Wednesday, August 29, 2007

Demonstration classroom: getting started

Students start next Tuesday, the 4th, and the various pieces of the demonstration classroom are coming together. I'll be using 21classes this semester with my English and journalism students. We will start with just the class blog, but as the semester moves along, the students will also have personal learning blogs.

The next piece of the puzzle will be developing the classroom portal, which will serve as a front door to the various web-based tools. My district is using dotnukenet, and so far I've found it fairly straightforward and easy to use. I'm looking forward to having a single URL that will connect students, parents, and fellow educators to all the pieces.

I still need to see if there is a way to provide an RSS feed for the portal. Anyone using RSS with dotnukenet for their classroom / school web portal?

Monday, August 13, 2007

What to tell the principals?

Next Monday, the 20th, I get to spend roughly 90 minutes talking about the wonders of the read/write web with all of the district principals, assistants, and deans. Originally, the plan was to have 3 hours with them during which time I was going to facilitate a more hands on exploration of all things web 2.0. I agree whole heartedly with Will Richardson when he discusses how the transformative nature these tools have on learning only fully reveals itself through use, so I had planned getting them set up with an RSS aggregator, a blog, and an initial "welcome back to school" message recorded as a podcast. Unfortunately, time constraints I learned about today have forced a change in venue and schedule.

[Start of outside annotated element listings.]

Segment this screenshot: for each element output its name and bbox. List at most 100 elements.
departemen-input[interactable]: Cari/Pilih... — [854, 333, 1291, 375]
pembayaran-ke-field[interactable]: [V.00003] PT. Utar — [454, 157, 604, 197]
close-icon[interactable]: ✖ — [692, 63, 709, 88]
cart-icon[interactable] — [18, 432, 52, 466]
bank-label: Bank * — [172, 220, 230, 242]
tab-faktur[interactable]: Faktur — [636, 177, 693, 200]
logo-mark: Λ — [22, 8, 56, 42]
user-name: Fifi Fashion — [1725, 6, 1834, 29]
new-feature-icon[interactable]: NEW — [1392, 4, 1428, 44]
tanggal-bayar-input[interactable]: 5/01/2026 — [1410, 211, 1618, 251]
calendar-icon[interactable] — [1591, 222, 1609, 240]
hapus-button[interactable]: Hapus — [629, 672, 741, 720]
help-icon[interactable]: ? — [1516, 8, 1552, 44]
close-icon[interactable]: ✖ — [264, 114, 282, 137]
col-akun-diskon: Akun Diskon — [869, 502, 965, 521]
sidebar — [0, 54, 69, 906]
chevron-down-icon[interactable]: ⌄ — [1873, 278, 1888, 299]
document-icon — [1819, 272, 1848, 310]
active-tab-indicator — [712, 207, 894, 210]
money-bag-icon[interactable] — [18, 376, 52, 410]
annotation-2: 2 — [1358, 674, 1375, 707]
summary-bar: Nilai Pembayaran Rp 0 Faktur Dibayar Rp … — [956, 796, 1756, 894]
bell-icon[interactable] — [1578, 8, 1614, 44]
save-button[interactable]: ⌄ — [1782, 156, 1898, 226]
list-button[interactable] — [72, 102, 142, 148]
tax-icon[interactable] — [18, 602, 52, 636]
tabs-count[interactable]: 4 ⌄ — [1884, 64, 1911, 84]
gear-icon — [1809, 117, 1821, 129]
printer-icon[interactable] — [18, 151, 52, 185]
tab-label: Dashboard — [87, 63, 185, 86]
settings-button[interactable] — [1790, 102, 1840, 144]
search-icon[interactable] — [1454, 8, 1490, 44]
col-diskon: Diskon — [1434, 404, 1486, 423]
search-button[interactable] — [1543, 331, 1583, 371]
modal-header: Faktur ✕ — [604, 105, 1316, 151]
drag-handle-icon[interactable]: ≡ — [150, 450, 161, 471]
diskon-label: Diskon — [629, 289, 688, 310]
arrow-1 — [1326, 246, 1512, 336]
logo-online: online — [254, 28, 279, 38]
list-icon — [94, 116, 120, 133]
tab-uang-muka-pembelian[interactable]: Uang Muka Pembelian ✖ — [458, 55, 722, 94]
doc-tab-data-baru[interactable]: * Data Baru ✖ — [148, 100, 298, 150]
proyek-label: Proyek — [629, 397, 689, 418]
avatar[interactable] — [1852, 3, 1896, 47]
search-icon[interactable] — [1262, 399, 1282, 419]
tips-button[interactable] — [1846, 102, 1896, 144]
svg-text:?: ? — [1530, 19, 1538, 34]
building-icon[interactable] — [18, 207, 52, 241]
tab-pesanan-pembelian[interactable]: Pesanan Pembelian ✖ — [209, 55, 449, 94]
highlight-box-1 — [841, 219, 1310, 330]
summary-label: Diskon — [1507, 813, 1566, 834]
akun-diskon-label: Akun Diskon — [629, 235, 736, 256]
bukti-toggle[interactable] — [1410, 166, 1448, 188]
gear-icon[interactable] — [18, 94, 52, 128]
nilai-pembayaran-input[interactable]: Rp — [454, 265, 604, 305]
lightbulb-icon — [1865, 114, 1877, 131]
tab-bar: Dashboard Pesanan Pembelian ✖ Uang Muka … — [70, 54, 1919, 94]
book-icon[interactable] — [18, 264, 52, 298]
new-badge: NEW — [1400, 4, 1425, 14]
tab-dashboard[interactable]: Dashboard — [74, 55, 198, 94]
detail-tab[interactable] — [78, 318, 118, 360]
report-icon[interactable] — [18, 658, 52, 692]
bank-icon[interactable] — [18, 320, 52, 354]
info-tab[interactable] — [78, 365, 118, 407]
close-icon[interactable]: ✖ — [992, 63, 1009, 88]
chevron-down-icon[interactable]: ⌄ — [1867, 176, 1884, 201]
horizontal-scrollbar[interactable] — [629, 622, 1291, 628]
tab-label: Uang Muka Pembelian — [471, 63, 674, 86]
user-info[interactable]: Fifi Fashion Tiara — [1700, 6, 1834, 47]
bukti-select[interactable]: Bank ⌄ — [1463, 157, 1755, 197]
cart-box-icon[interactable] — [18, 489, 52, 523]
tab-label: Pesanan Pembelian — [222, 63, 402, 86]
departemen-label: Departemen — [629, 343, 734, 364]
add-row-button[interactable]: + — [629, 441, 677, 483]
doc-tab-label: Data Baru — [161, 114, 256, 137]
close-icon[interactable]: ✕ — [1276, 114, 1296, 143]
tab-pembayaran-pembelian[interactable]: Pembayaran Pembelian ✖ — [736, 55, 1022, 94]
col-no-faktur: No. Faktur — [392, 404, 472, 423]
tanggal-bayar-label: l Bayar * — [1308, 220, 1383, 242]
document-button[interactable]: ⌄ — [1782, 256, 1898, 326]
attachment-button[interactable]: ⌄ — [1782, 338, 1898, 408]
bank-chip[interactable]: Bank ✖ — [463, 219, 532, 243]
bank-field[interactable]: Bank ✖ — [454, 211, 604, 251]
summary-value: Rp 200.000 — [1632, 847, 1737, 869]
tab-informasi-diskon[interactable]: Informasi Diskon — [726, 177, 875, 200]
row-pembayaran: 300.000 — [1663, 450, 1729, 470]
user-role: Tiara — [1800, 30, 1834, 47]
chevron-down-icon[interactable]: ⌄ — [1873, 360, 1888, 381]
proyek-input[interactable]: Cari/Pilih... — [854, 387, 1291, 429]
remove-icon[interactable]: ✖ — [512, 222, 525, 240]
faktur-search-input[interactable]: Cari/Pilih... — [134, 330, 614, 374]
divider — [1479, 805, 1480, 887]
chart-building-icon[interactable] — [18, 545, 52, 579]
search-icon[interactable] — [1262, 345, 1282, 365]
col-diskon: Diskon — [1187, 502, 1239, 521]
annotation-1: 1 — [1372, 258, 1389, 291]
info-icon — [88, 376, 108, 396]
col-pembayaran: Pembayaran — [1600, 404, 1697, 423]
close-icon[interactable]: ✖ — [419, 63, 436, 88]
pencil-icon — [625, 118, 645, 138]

Now the plan lacks the hands on nature, so I want to show how these tools are being used by students. That is where you come in. I will be doing the presentation twice, once for high school principals and once for the K-8 crowd. I have some high school level projects in mind (NPR's YouthCast, Vickie Davis & Julie Lindsay's Flat Classroom, and Clay Burell et al's 1001 Flat World Tales) but know little about what has been going on in the younger grades. So, those who know of good examples of younger students (or even a great high school example) using the read/write web please leave a comment sharing the resource.

Friday, August 10, 2007

Transform

Growing up the son of a media specialist, there were rules when it came to the proper care and handling of books. Dust jackets were taken off of books while actively reading them. Paperback were never opened beyond 180 degrees. And the only appropriate way to keep your place was by employing some kind of bookmark--dog earing a page was a sin. As a habitual "loser of small things", bookmarks frequently are scraps of whatever paper was at hand.

So, when I finally started reading The World is Flat this summer, I grabbed the first handy scrap on my nightstand, a ticket stub from one of this summer's blockbusters. Today, I happened to notice which ticket stub I had grabbed.



Thanks to Ewan MacIntosh for the invite to Skitch. What a fun program/web service.